I have just started reading the excellent contributions on this subject. I have also struggled with the problem of room accoustics, speaker placement, etc., over the years. However the other issue I have always grappled with is the definition of natural sound. Having attended live concerts in a number of venues over the past 50 or 60 years I am still amazed at how different these various venues sound. For example, many years ago I used to attend a lot of Bournemouth SO concerts in Portsmouth Guildhall and in the Bournemouth Winter Gardens. The Portsmouth venue had a much brighter accoustic than the more reverberant latter. When the BSO moved from the Winter Gardens to the Lighthouse in Poole I found the accoutic even more reverberant. More recently I have been attending concerts at G Live in Guildford and the sound is even brighter than Portsmouth with the high frequencies very much to the fore even to my tired ears with their appalling high frequency hearing.

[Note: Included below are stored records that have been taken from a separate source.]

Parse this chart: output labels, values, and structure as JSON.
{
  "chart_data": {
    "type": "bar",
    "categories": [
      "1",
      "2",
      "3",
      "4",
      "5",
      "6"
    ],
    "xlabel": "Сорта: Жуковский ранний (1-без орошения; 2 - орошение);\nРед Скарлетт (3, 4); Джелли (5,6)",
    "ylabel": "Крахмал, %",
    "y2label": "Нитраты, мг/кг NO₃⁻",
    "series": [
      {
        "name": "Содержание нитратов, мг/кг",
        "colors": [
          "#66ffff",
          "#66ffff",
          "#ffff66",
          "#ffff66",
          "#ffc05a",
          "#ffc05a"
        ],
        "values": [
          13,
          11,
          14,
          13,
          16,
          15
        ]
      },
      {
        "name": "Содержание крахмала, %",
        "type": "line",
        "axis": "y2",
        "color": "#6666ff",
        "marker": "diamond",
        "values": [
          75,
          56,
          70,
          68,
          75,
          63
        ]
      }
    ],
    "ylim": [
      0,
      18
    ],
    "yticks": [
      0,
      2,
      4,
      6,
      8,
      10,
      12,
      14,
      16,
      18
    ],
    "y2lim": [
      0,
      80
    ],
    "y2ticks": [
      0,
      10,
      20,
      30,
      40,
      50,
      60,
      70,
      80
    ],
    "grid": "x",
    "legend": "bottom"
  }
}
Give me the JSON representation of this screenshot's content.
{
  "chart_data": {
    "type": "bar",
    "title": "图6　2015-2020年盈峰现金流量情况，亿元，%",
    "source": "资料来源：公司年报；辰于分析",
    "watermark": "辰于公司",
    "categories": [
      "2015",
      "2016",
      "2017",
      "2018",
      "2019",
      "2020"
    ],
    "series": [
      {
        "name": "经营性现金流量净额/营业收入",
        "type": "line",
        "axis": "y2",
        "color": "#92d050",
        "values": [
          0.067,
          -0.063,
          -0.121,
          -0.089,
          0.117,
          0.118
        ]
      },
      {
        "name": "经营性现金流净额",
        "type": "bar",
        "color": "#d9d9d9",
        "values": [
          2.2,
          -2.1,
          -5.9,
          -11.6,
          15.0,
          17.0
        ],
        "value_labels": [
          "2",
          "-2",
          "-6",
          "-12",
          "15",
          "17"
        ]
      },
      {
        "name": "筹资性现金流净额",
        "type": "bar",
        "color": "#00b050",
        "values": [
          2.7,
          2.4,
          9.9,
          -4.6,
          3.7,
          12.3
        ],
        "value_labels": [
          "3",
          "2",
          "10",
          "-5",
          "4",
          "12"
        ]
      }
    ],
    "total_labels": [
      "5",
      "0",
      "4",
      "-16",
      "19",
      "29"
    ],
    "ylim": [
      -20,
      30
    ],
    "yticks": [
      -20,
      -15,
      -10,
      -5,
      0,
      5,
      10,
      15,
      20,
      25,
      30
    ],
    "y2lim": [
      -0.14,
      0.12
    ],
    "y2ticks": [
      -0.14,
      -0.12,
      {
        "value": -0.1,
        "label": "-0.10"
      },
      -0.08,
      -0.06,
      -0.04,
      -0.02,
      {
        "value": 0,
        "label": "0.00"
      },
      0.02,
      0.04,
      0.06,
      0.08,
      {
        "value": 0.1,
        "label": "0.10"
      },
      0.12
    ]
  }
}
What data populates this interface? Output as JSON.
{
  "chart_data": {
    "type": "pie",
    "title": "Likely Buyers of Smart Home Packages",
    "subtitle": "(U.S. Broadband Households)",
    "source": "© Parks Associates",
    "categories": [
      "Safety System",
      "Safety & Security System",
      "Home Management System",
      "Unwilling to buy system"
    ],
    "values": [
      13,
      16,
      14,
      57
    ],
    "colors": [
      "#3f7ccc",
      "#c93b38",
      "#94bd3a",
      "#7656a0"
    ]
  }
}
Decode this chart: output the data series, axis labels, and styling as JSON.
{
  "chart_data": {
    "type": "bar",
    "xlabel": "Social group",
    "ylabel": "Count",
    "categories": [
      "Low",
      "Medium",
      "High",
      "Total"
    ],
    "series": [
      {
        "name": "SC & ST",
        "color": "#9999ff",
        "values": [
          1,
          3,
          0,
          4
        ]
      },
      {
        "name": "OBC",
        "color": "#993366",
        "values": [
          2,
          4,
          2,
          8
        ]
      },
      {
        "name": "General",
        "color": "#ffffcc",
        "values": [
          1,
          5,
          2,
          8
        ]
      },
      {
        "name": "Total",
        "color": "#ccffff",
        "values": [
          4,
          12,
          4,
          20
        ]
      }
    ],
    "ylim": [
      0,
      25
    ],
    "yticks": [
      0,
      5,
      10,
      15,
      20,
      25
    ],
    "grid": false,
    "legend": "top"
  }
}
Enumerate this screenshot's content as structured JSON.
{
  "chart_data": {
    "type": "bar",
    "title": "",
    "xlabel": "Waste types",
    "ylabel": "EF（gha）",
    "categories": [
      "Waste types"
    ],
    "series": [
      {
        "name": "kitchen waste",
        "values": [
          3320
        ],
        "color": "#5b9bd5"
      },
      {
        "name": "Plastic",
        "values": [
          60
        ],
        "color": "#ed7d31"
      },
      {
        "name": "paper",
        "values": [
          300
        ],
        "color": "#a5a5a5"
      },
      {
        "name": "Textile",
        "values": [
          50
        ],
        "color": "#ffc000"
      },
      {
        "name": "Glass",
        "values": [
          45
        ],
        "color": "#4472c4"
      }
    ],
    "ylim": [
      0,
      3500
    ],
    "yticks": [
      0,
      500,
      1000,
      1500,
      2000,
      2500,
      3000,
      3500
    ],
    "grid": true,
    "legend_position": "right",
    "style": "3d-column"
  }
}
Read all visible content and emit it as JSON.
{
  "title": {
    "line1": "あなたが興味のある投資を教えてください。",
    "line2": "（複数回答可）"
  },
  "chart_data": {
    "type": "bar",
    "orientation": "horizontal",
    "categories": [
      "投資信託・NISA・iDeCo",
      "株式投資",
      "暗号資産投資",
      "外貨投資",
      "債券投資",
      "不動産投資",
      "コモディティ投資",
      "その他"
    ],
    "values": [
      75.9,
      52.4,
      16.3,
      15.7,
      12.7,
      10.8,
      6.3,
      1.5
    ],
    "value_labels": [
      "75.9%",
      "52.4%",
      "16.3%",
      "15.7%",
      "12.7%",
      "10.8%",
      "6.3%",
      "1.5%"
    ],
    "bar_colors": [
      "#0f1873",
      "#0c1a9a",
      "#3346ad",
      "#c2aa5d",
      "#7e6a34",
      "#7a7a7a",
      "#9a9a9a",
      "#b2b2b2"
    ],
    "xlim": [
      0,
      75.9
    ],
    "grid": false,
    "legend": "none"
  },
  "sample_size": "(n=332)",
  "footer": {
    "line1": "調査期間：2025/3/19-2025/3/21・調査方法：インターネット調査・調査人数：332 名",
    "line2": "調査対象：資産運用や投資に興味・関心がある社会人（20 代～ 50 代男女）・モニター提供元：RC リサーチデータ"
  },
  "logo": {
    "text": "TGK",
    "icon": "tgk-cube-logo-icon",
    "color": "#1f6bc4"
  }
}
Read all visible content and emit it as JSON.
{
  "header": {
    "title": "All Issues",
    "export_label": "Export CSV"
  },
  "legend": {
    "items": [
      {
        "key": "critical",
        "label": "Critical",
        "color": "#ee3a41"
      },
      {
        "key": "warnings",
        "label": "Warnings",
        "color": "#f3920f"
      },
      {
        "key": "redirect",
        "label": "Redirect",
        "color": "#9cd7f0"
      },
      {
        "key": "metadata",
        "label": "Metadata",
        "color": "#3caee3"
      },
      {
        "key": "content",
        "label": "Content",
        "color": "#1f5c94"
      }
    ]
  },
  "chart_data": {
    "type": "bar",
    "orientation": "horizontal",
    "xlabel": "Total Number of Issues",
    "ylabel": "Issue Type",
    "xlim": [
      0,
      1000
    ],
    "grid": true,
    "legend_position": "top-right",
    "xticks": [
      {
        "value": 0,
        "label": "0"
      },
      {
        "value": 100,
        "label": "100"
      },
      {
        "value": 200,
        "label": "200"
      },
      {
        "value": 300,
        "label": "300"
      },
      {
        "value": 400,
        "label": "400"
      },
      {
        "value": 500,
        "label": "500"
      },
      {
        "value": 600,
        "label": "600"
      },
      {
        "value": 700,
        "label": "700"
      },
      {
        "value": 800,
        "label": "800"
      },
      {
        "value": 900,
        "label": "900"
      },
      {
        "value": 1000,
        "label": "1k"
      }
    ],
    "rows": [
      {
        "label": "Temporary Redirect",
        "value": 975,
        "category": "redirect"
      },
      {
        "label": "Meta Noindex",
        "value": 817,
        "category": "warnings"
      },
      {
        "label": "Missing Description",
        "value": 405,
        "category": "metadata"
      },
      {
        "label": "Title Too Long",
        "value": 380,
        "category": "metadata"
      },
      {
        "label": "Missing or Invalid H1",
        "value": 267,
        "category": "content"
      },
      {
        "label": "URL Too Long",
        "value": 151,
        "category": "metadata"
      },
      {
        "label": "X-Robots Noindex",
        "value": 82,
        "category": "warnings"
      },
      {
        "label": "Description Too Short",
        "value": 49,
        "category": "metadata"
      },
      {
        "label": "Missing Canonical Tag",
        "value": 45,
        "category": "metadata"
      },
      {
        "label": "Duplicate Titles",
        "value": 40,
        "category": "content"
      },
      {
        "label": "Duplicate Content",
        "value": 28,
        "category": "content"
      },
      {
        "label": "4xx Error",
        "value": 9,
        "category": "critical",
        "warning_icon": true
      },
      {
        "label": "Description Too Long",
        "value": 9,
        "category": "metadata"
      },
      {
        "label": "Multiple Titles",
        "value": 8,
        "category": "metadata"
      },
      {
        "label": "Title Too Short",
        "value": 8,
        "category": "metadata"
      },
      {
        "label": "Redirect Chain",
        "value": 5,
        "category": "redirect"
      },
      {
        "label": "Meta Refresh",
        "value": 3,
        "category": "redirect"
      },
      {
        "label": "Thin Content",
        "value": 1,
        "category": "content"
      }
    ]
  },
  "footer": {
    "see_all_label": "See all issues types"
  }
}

Bearing in mind the restrictions of domestic living I find now that, instead of fiddling endlessly with equipment, I prefer to concentrate on two other strategies. Firstly, I do not buy any recorded music unless I have heard at least a sample of it first and am happy with the kind of recorded sound it provides. Secondly, I listen to music on one of three different sytems depending on which gives me the most satisfying sound for that particular musical item. One features a Naim amplifier and large floorstanding speakers (the most difficult to find the best position for), another somewhat middle of the road system used with the TV, and last but not least a Harman/Kardon system attached to my computer and which comprises tiny but very transparent speakers with subwoofer located in a small room.
This may seem very odd to many audiophiles, but I find that the kind of sound the record companies produce is the most important issue for me. To give just one example, I do not like to listen to a very reverberant recording of the Bach Brandenburgh Concertos featuring one player per part; such recordings sound to me totally out of balance with very heavy bass and the violins far too recessed. One can spend a lifetime (and a fortune) trying to perfect a system at home and life is far too short when there is so much wonderful music to listen to.
Whatever means you use and however you listen, enjoy the music.